Witten was lined up in-line to the field, and the Giants showed a Cover 2 look. The reason that Witten has been successful against New York this year is that the middle of the field—up the seam, in particular—is open with the safeties split out wide. That leaves the linebackers to trail Witten, which is made more difficult when Dallas shows run-action.

You can see both linebackers bit up on the Cowboys’ run-fake. Two yards into his route, Witten was already behind them. That wouldn’t happen without the play-action.

By the time the ball was in the air, the linebackers—both of whom were in coverage and tried to back up into their zones after they realized the play was a pass—were far out of position. This was a great read from Romo, who needed to deliver the football quickly to fit it into his tight end before the safeties converged on him.

On the Cowboys’ final drive, the ‘Boys ran another play-action pass to wide receiver Dez Bryant. On a 2nd-and-10 at the Giants’ 28-yard line. It was an awesome and unusually aggressive call from Dallas since they were already in field goal range—a sign that perhaps Jason Garrett is understanding that “field goal range” isn’t some magical land in which you can’t possibly miss a field goal.

It was smart because the Giants, who knew Dallas was in field goal range, were susceptible to run-action. On this play, the safety who was sneaking up prior to the snap continued a few steps toward the line when he saw the run-fake to Murray.

That opened up a throwing lane to Bryant—again, one that wouldn’t have been available without the play-action.

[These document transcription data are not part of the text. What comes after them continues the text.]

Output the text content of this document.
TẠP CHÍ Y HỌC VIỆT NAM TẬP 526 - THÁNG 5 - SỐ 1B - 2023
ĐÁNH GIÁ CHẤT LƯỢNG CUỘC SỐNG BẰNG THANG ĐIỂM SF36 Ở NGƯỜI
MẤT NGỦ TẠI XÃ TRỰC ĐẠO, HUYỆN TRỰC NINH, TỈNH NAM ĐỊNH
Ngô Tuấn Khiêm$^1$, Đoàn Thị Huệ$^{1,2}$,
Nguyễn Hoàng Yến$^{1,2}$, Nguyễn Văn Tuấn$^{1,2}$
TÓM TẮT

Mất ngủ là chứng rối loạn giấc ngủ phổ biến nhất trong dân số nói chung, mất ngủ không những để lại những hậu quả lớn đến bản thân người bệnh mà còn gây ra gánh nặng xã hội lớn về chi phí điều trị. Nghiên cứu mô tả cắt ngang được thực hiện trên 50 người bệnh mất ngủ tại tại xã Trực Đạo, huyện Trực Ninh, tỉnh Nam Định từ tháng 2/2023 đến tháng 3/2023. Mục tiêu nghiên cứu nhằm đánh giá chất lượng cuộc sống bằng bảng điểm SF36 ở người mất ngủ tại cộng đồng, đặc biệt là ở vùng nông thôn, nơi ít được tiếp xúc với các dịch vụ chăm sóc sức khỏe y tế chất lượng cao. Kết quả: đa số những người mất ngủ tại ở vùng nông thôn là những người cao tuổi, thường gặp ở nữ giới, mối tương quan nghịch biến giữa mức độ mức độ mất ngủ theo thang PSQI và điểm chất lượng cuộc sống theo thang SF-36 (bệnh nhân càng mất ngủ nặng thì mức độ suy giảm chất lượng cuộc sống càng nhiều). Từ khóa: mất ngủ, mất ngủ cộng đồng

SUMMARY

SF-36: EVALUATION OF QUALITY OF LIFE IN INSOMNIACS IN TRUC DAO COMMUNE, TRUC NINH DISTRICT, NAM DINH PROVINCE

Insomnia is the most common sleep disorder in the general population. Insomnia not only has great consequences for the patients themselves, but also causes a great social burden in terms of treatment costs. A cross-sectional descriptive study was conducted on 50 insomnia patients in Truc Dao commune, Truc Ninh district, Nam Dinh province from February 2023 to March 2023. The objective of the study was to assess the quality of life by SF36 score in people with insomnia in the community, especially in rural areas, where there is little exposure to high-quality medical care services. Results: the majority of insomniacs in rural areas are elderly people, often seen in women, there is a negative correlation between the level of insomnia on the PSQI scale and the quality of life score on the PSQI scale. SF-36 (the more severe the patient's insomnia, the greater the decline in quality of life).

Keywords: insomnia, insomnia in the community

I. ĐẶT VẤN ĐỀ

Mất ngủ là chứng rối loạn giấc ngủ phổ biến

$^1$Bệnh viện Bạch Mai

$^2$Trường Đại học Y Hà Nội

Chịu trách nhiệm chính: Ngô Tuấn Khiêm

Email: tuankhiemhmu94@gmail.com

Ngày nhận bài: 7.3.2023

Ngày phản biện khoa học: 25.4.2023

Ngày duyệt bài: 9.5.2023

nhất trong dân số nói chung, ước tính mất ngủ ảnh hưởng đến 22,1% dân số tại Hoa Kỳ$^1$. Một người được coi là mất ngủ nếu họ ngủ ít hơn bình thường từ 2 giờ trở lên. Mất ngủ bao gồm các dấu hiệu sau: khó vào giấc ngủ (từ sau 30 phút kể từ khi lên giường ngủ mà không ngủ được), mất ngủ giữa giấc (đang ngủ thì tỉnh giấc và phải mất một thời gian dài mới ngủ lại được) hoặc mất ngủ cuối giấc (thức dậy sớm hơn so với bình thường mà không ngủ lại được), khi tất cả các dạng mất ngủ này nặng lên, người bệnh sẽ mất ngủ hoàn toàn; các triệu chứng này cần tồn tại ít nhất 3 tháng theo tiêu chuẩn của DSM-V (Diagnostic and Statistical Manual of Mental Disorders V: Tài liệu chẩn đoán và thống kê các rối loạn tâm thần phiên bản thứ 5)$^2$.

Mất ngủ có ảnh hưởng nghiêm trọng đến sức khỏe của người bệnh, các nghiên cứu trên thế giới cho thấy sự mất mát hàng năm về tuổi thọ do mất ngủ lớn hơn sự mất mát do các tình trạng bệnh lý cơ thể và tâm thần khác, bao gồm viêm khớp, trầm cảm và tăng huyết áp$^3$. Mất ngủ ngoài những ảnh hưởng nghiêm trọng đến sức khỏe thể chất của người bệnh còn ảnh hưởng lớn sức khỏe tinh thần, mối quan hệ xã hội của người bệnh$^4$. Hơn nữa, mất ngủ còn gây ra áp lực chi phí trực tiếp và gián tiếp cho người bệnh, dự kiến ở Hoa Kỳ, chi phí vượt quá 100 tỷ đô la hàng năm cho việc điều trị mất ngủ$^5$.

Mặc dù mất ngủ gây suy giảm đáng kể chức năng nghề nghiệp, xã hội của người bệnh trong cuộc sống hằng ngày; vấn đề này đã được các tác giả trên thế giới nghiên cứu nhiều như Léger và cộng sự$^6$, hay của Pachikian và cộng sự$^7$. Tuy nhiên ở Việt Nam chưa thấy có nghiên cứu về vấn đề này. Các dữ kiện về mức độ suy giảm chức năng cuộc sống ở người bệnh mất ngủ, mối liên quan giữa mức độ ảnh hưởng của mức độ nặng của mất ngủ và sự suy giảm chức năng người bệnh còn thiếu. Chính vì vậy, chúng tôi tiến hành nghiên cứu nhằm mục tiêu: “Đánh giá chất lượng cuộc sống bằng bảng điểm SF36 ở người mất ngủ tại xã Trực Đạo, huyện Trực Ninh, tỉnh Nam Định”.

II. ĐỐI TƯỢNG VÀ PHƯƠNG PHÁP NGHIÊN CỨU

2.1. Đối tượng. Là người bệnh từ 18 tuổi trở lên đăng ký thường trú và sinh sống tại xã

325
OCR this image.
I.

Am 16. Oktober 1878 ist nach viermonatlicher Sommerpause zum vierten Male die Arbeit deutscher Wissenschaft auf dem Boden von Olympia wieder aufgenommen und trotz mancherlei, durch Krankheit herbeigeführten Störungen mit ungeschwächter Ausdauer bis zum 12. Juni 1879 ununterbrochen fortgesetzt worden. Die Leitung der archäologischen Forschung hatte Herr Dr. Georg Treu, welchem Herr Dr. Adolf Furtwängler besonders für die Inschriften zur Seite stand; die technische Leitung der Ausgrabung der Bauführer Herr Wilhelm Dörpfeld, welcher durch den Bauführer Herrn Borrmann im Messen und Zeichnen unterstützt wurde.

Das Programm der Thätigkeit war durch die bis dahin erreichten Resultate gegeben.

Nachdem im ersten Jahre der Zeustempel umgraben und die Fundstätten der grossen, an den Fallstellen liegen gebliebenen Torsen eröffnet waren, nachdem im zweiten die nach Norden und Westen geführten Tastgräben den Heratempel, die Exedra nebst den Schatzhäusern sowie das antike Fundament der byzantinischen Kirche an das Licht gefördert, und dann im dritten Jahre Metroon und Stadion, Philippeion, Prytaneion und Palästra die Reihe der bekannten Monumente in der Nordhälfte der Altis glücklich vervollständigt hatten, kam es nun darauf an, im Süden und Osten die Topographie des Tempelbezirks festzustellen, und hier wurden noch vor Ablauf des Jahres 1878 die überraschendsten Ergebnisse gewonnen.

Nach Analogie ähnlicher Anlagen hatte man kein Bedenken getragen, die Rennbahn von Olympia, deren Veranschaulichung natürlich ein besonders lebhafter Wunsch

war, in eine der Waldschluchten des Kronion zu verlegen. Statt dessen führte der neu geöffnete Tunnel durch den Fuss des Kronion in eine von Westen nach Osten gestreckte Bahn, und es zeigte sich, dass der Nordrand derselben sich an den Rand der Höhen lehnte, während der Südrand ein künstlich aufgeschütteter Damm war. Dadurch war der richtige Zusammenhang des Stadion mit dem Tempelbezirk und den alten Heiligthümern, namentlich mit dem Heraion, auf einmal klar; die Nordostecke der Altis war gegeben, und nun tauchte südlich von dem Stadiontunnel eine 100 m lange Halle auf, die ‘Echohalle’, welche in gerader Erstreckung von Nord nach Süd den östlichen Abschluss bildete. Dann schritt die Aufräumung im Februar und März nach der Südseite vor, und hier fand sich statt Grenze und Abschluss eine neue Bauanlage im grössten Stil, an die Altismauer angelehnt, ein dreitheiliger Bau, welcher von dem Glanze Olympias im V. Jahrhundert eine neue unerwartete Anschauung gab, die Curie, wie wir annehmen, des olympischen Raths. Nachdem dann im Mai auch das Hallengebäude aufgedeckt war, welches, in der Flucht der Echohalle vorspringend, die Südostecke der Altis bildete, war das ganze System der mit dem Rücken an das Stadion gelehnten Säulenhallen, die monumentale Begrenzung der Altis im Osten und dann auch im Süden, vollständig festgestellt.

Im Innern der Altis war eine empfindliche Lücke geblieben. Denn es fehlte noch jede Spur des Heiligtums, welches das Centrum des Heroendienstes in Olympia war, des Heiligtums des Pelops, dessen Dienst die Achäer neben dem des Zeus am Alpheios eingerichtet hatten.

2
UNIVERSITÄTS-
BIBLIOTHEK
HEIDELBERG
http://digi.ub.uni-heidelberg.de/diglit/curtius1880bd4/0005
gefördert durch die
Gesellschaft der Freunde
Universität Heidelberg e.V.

The pass was ultimately ruled incomplete—a call that should have automatically resulted in a review from the booth since, in my opinion, Bryant actually caught the ball. The ruling stood, but that doesn’t change the fact that it was an intelligent call for Dallas to make at the time.

It took too long for the Cowboys to recognize that they should be calling play-action, and there’s always a chance that this was just an outlier and they won’t really utilize it more moving forward. But if they did indeed notice that more play-action passes will greatly enhance offensive efficiency, we need to give them credit for taking the bye week to improve their decision-making.